The 2021 Anders Gustaf Ekeberg Tantalum Prize has been awarded to a U.S.-Japanese team led by Jason M. Davis (PhD IE’20), a mechanical engineer at Naval Surface Warfare Center-Crane Division for its paper “Cutting of tantalum: Why it is so difficult and what can be done about it,” published in the journal International Journal of Machine Tools and Manufacture.
Cutting of tantalum enhanced by a mechanochemical effect. Image by SciPix (The Art of Science)
Cutting of tantalum enhanced by a mechanochemical effect. (Credit: SciPix, The Art of Science)

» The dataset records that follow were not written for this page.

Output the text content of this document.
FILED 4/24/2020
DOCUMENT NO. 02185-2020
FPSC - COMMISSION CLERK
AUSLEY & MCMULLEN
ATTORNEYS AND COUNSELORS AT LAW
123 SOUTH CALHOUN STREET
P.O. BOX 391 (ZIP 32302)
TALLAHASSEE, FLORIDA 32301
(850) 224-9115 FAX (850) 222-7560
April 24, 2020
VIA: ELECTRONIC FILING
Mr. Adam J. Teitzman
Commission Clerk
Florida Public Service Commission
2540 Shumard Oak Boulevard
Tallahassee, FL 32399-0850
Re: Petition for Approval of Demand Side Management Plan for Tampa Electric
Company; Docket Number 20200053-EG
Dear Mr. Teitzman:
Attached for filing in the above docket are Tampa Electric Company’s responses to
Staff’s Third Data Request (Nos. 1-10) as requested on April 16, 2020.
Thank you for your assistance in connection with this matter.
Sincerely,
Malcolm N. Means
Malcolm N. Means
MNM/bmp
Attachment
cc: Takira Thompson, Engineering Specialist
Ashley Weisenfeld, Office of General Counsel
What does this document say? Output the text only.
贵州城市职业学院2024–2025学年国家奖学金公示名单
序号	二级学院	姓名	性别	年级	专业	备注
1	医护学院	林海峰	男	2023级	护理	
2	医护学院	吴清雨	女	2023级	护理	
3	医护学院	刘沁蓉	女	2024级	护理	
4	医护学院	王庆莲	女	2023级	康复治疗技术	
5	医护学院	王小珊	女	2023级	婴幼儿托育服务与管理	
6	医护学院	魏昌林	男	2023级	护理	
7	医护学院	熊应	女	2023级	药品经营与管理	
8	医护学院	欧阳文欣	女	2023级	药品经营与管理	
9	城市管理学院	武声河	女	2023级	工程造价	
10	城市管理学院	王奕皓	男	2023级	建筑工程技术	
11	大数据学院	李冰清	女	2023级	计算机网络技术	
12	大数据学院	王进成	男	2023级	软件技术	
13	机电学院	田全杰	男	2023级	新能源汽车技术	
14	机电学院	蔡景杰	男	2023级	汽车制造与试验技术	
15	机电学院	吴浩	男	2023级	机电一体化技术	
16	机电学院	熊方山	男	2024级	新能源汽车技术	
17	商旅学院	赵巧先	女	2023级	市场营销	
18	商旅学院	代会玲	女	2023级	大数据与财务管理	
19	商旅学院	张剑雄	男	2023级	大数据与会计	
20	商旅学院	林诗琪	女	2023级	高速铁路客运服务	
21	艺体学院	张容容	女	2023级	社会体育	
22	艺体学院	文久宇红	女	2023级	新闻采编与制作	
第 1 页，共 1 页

The winning publication describes how machining of tantalum and its alloys can be significantly enhanced, utilizing a newly uncovered mechanochemical phenomenon.
 
The Ekeberg Prize is awarded annually for excellence in research and innovation of the element tantalum (Ta) and is sponsored by the Tantalum-Niobium International Study Center (T.I.C.), the global trade body representing the tantalum and niobium industry. In announcing the winner, the independent judging panel led by Dr Axel Hoppe stated that cutting tantalum is a subject which has interested metallurgists for decades and the research results offer important new considerations on the topic.  
 
The Ekeberg Prize medal, manufactured from pure tantalum metal by the Kazakhstan Mint, is awarded during the T.I.C.’s annual General Assembly, which this year will be held Nov. 14 to 17 in London. In addition to Davis, authors of the winning paper are Srinivasan Chandrasekar, professor of industrial engineering; Mojib Saei (PhD IE’21), visiting assistant professor at Rose-Hulman Institute of Technology; Debapriya Pinaki Mohanty, doctoral research student at Purdue; Anirudh Udupa (PhD ME’15), a Purdue postdoctoral research scientist; and Tatsuya Sugihara, associate professor of mechanical engineering at Osaka University, Osaka, Japan. The Purdue team mostly works at the Center for Materials Processing and Tribology, a cooperative world-class, cross-disciplinary research program involving the Schools of Industrial Engineering and Materials Engineering. Sugihara is based at the Department of Mechanical Engineering at Osaka University.